Important Romantic literary figures include:
-
William Blake
-
Willaim Wordsworth
-
Samuel Taylor Coleridge
-
Charlotte Dacre
-
Jane Austen
-
Mary Prince
-
Lord Byron
-
Percy Bysshe Shelley
-
Mary Wollstonecraft
-
John Keats
Romanticism and the Gothic
The Gothic genre emerged and flourished during the Romantic period for several reasons:
-
The Romantics emphasized the imagination. This notion is favourable for the Gothic genre that relied on fantastical elements and figures that readers can only imagine (ghosts, vampires, etc.)
-
The Romantics rejected rationality and reason. This Romantic notion also allowed the Gothic genre to flourish since one needs to incorporate the suspension of disbelief to immerse in the Gothic world and enjoy the genre. This notion encouraged readers to reject the idea that it is not rational to have ghostly encounters or other encounters with the supernatural.
-
The Romantics favoured emotion over reason. This notion allows readers to value the emotions they feel (terror) while reading Gothic fiction, rather than contemplating whether the supernatural occurrences are reasonable.
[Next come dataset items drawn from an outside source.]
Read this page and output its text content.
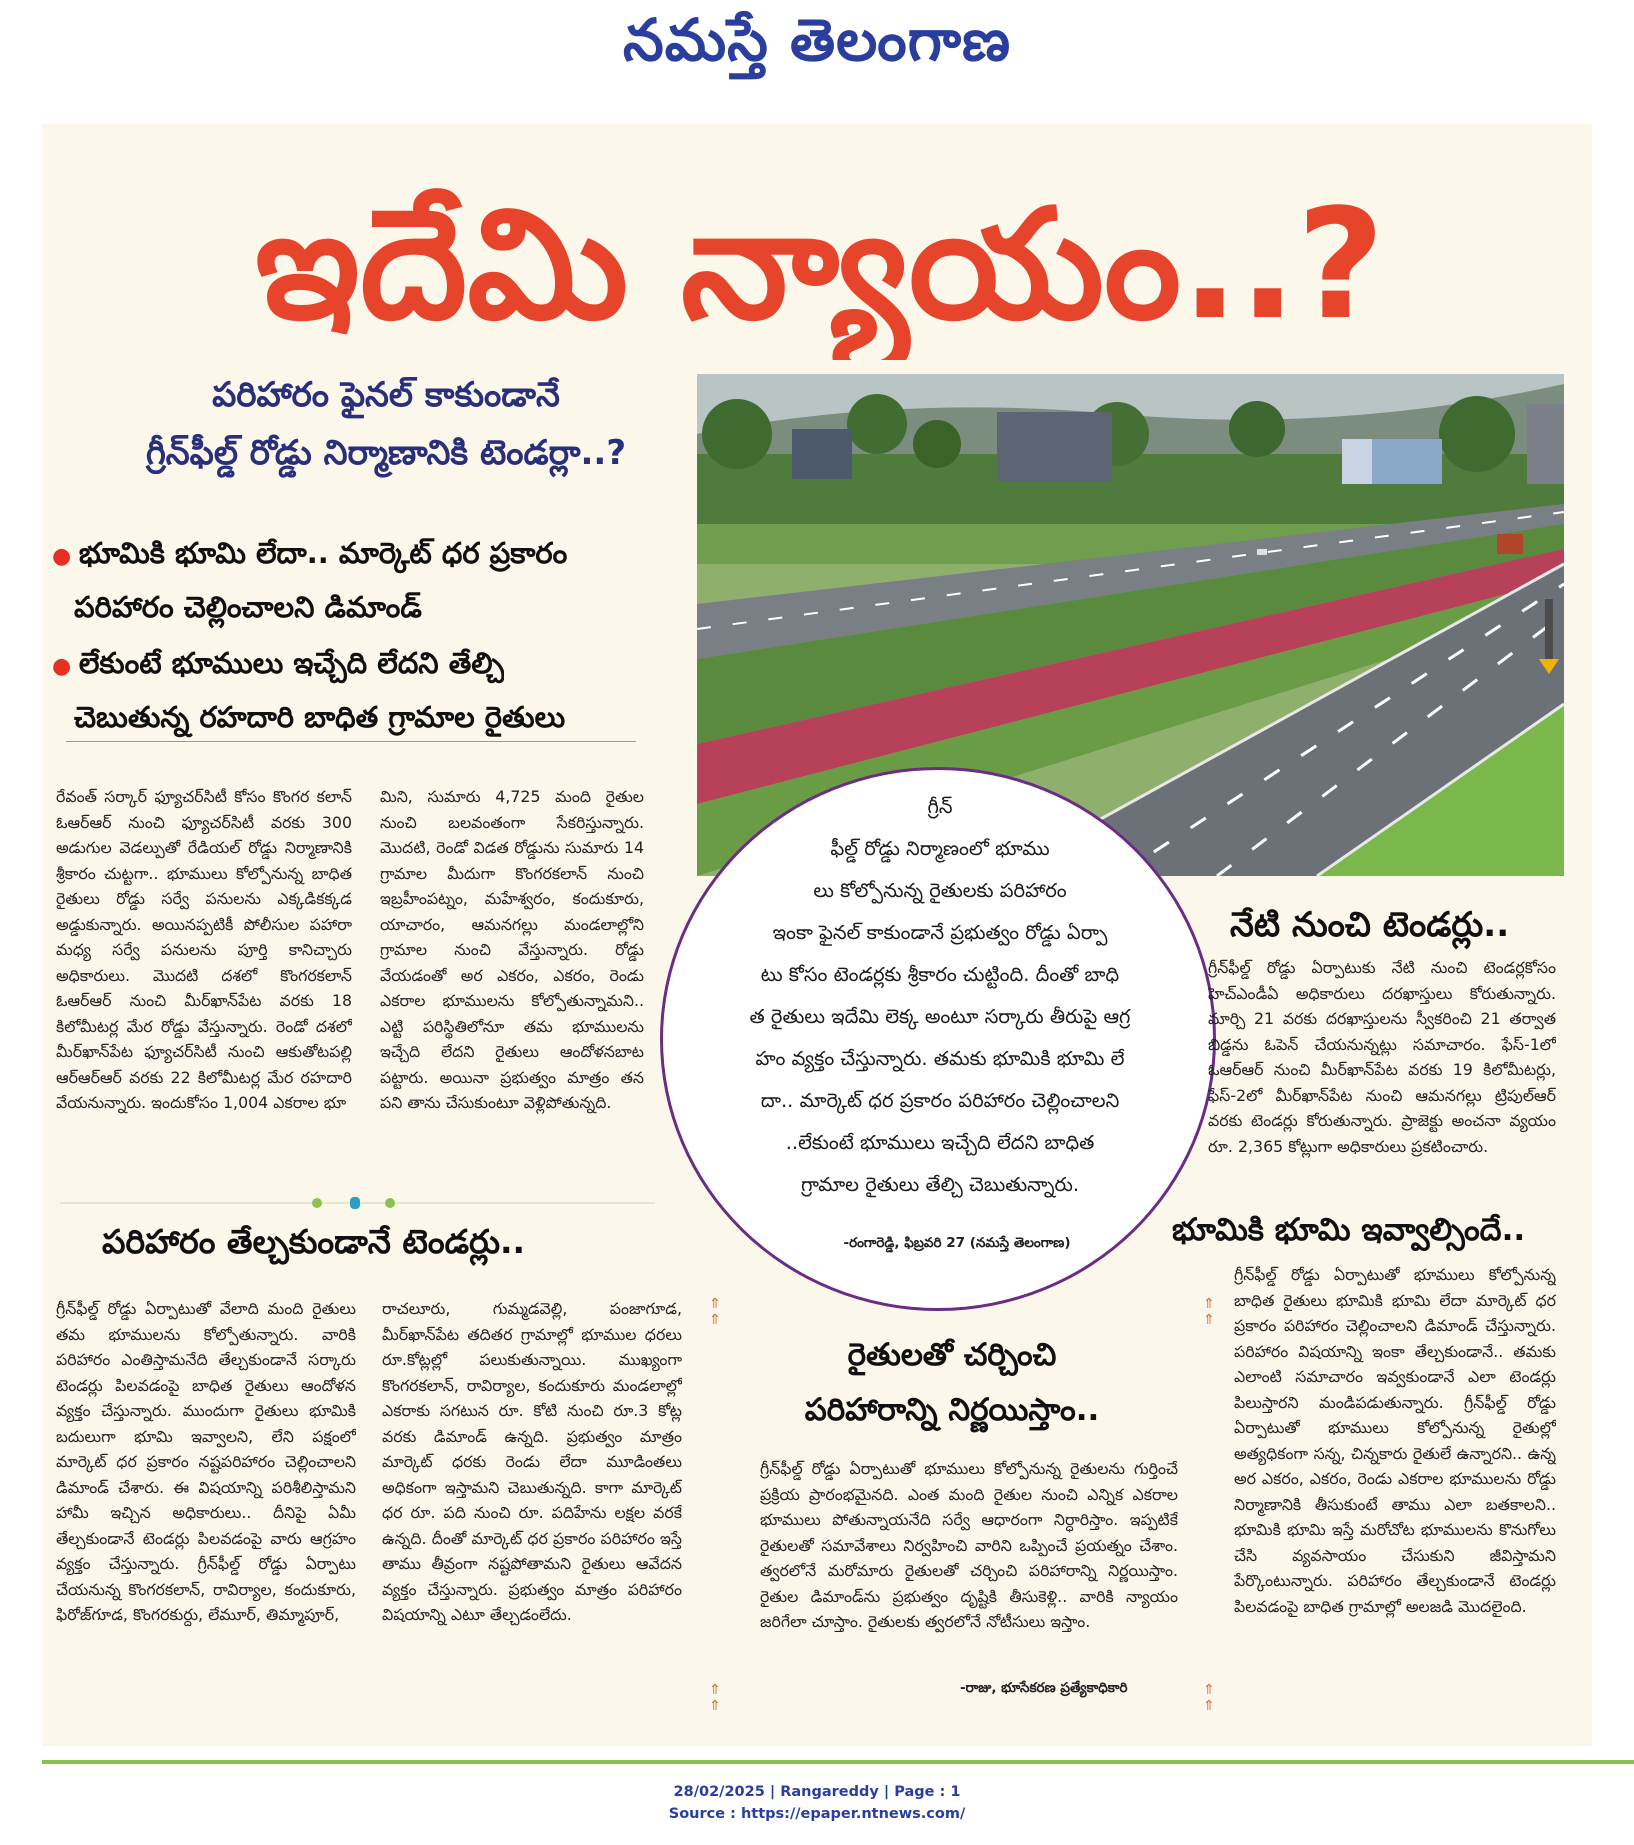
నమస్తే తెలంగాణ
ఇదేమి న్యాయం..?
పరిహారం ఫైనల్ కాకుండానే
గ్రీన్‌ఫీల్డ్ రోడ్డు నిర్మాణానికి టెండర్లా..?
● భూమికి భూమి లేదా.. మార్కెట్ ధర ప్రకారం
పరిహారం చెల్లించాలని డిమాండ్
● లేకుంటే భూములు ఇచ్చేది లేదని తేల్చి
చెబుతున్న రహదారి బాధిత గ్రామాల రైతులు

రేవంత్ సర్కార్ ఫ్యూచర్‌సిటీ కోసం కొంగర కలాన్ ఓఆర్‌ఆర్ నుంచి ఫ్యూచర్‌సిటీ వరకు 300 అడుగుల వెడల్పుతో రేడియల్ రోడ్డు నిర్మాణానికి శ్రీకారం చుట్టగా.. భూములు కోల్పోనున్న బాధిత రైతులు రోడ్డు సర్వే పనులను ఎక్కడికక్కడ అడ్డుకున్నారు. అయినప్పటికీ పోలీసుల పహారా మధ్య సర్వే పనులను పూర్తి కానిచ్చారు అధికారులు. మొదటి దశలో కొంగరకలాన్ ఓఆర్‌ఆర్ నుంచి మీర్‌ఖాన్‌పేట వరకు 18 కిలోమీటర్ల మేర రోడ్డు వేస్తున్నారు. రెండో దశలో మీర్‌ఖాన్‌పేట ఫ్యూచర్‌సిటీ నుంచి ఆకుతోటపల్లి ఆర్‌ఆర్‌ఆర్ వరకు 22 కిలోమీటర్ల మేర రహదారి వేయనున్నారు. ఇందుకోసం 1,004 ఎకరాల భూ

మిని, సుమారు 4,725 మంది రైతుల నుంచి బలవంతంగా సేకరిస్తున్నారు. మొదటి, రెండో విడత రోడ్డును సుమారు 14 గ్రామాల మీదుగా కొంగరకలాన్ నుంచి ఇబ్రహీంపట్నం, మహేశ్వరం, కందుకూరు, యాచారం, ఆమనగల్లు మండలాల్లోని గ్రామాల నుంచి వేస్తున్నారు. రోడ్డు వేయడంతో అర ఎకరం, ఎకరం, రెండు ఎకరాల భూములను కోల్పోతున్నామని.. ఎట్టి పరిస్థితిలోనూ తమ భూములను ఇచ్చేది లేదని రైతులు ఆందోళనబాట పట్టారు. అయినా ప్రభుత్వం మాత్రం తన పని తాను చేసుకుంటూ వెళ్లిపోతున్నది.

పరిహారం తేల్చకుండానే టెండర్లు..

గ్రీన్

ఫీల్డ్ రోడ్డు నిర్మాణంలో భూము

లు కోల్పోనున్న రైతులకు పరిహారం

ఇంకా ఫైనల్ కాకుండానే ప్రభుత్వం రోడ్డు ఏర్పా

టు కోసం టెండర్లకు శ్రీకారం చుట్టింది. దీంతో బాధి

త రైతులు ఇదేమి లెక్క అంటూ సర్కారు తీరుపై ఆగ్ర

హం వ్యక్తం చేస్తున్నారు. తమకు భూమికి భూమి లే

దా.. మార్కెట్ ధర ప్రకారం పరిహారం చెల్లించాలని

..లేకుంటే భూములు ఇచ్చేది లేదని బాధిత

గ్రామాల రైతులు తేల్చి చెబుతున్నారు.

-రంగారెడ్డి, ఫిబ్రవరి 27 (నమస్తే తెలంగాణ)
నేటి నుంచి టెండర్లు..

గ్రీన్‌ఫీల్డ్ రోడ్డు ఏర్పాటుకు నేటి నుంచి టెండర్లకోసం హెచ్‌ఎండీఏ అధికారులు దరఖాస్తులు కోరుతున్నారు. మార్చి 21 వరకు దరఖాస్తులను స్వీకరించి 21 తర్వాత బిడ్డను ఓపెన్ చేయనున్నట్లు సమాచారం. ఫేస్-1లో ఓఆర్‌ఆర్ నుంచి మీర్‌ఖాన్‌పేట వరకు 19 కిలోమీటర్లు, ఫేస్-2లో మీర్‌ఖాన్‌పేట నుంచి ఆమనగల్లు ట్రిపుల్‌ఆర్ వరకు టెండర్లు కోరుతున్నారు. ప్రాజెక్టు అంచనా వ్యయం రూ. 2,365 కోట్లుగా అధికారులు ప్రకటించారు.

భూమికి భూమి ఇవ్వాల్సిందే..

గ్రీన్‌ఫీల్డ్ రోడ్డు ఏర్పాటుతో వేలాది మంది రైతులు తమ భూములను కోల్పోతున్నారు. వారికి పరిహారం ఎంతిస్తామనేది తేల్చకుండానే సర్కారు టెండర్లు పిలవడంపై బాధిత రైతులు ఆందోళన వ్యక్తం చేస్తున్నారు. ముందుగా రైతులు భూమికి బదులుగా భూమి ఇవ్వాలని, లేని పక్షంలో మార్కెట్ ధర ప్రకారం నష్టపరిహారం చెల్లించాలని డిమాండ్ చేశారు. ఈ విషయాన్ని పరిశీలిస్తామని హామీ ఇచ్చిన అధికారులు.. దీనిపై ఏమీ తేల్చకుండానే టెండర్లు పిలవడంపై వారు ఆగ్రహం వ్యక్తం చేస్తున్నారు. గ్రీన్‌ఫీల్డ్ రోడ్డు ఏర్పాటు చేయనున్న కొంగరకలాన్, రావిర్యాల, కందుకూరు, ఫిరోజ్‌గూడ, కొంగరకుర్దు, లేమూర్, తిమ్మాపూర్,

రాచలూరు, గుమ్మడవెల్లి, పంజాగూడ, మీర్‌ఖాన్‌పేట తదితర గ్రామాల్లో భూముల ధరలు రూ.కోట్లల్లో పలుకుతున్నాయి. ముఖ్యంగా కొంగరకలాన్, రావిర్యాల, కందుకూరు మండలాల్లో ఎకరాకు సగటున రూ. కోటి నుంచి రూ.3 కోట్ల వరకు డిమాండ్ ఉన్నది. ప్రభుత్వం మాత్రం మార్కెట్ ధరకు రెండు లేదా మూడింతలు అధికంగా ఇస్తామని చెబుతున్నది. కాగా మార్కెట్ ధర రూ. పది నుంచి రూ. పదిహేను లక్షల వరకే ఉన్నది. దీంతో మార్కెట్ ధర ప్రకారం పరిహారం ఇస్తే తాము తీవ్రంగా నష్టపోతామని రైతులు ఆవేదన వ్యక్తం చేస్తున్నారు. ప్రభుత్వం మాత్రం పరిహారం విషయాన్ని ఎటూ తేల్చడంలేదు.

⇑
⇑
⇑
⇑
రైతులతో చర్చించి
పరిహారాన్ని నిర్ణయిస్తాం..

గ్రీన్‌ఫీల్డ్ రోడ్డు ఏర్పాటుతో భూములు కోల్పోనున్న రైతులను గుర్తించే ప్రక్రియ ప్రారంభమైనది. ఎంత మంది రైతుల నుంచి ఎన్నిక ఎకరాల భూములు పోతున్నాయనేది సర్వే ఆధారంగా నిర్ధారిస్తాం. ఇప్పటికే రైతులతో సమావేశాలు నిర్వహించి వారిని ఒప్పించే ప్రయత్నం చేశాం. త్వరలోనే మరోమారు రైతులతో చర్చించి పరిహారాన్ని నిర్ణయిస్తాం. రైతుల డిమాండ్‌ను ప్రభుత్వం దృష్టికి తీసుకెళ్లి.. వారికి న్యాయం జరిగేలా చూస్తాం. రైతులకు త్వరలోనే నోటీసులు ఇస్తాం.

-రాజు, భూసేకరణ ప్రత్యేకాధికారి
⇑
⇑
⇑
⇑

గ్రీన్‌ఫీల్డ్ రోడ్డు ఏర్పాటుతో భూములు కోల్పోనున్న బాధిత రైతులు భూమికి భూమి లేదా మార్కెట్ ధర ప్రకారం పరిహారం చెల్లించాలని డిమాండ్ చేస్తున్నారు. పరిహారం విషయాన్ని ఇంకా తేల్చకుండానే.. తమకు ఎలాంటి సమాచారం ఇవ్వకుండానే ఎలా టెండర్లు పిలుస్తారని మండిపడుతున్నారు. గ్రీన్‌ఫీల్డ్ రోడ్డు ఏర్పాటుతో భూములు కోల్పోనున్న రైతుల్లో అత్యధికంగా సన్న, చిన్నకారు రైతులే ఉన్నారని.. ఉన్న అర ఎకరం, ఎకరం, రెండు ఎకరాల భూములను రోడ్డు నిర్మాణానికి తీసుకుంటే తాము ఎలా బతకాలని.. భూమికి భూమి ఇస్తే మరోచోట భూములను కొనుగోలు చేసి వ్యవసాయం చేసుకుని జీవిస్తామని పేర్కొంటున్నారు. పరిహారం తేల్చకుండానే టెండర్లు పిలవడంపై బాధిత గ్రామాల్లో అలజడి మొదలైంది.

28/02/2025 | Rangareddy | Page : 1
Source : https://epaper.ntnews.com/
The Gothic genre has since remained heavily popularized because it allows readers to experience the suspense, anxiety, and tensions that the characters are feeling through the safety of their homes.
Women During the Romantic Period
In British law during the Romantic period, women gave up legal and property rights, were seen as dependent upon their husbands, and were unable to manage their own money. The legal term for this is feme covert. Married women did not have any legal rights distinct from their husbands; therefore, they could not own property or own legal documents. Mary Wollstonecraft, a radical thinker in England and a pioneering feminist, wrote A Vindication of the Rights of Woman (1792), where she addressed this issue. Wollstonecraft argued for the enlargement of women’s legal rights and greater civic rights for women. An essential theme in her work is the education of women and expanding women’s education. Wollstonecraft also critiques the idea of women’s dependency on men, the sexist nature of the institution of marriage, and the double standards when it comes to the education for men and women (Neill Lecture 13). With Wollstonecraft’s important proto-feminist work, the audience was beginning to rethink women’s roles, which soon the Romantics began to reflect in their literary texts.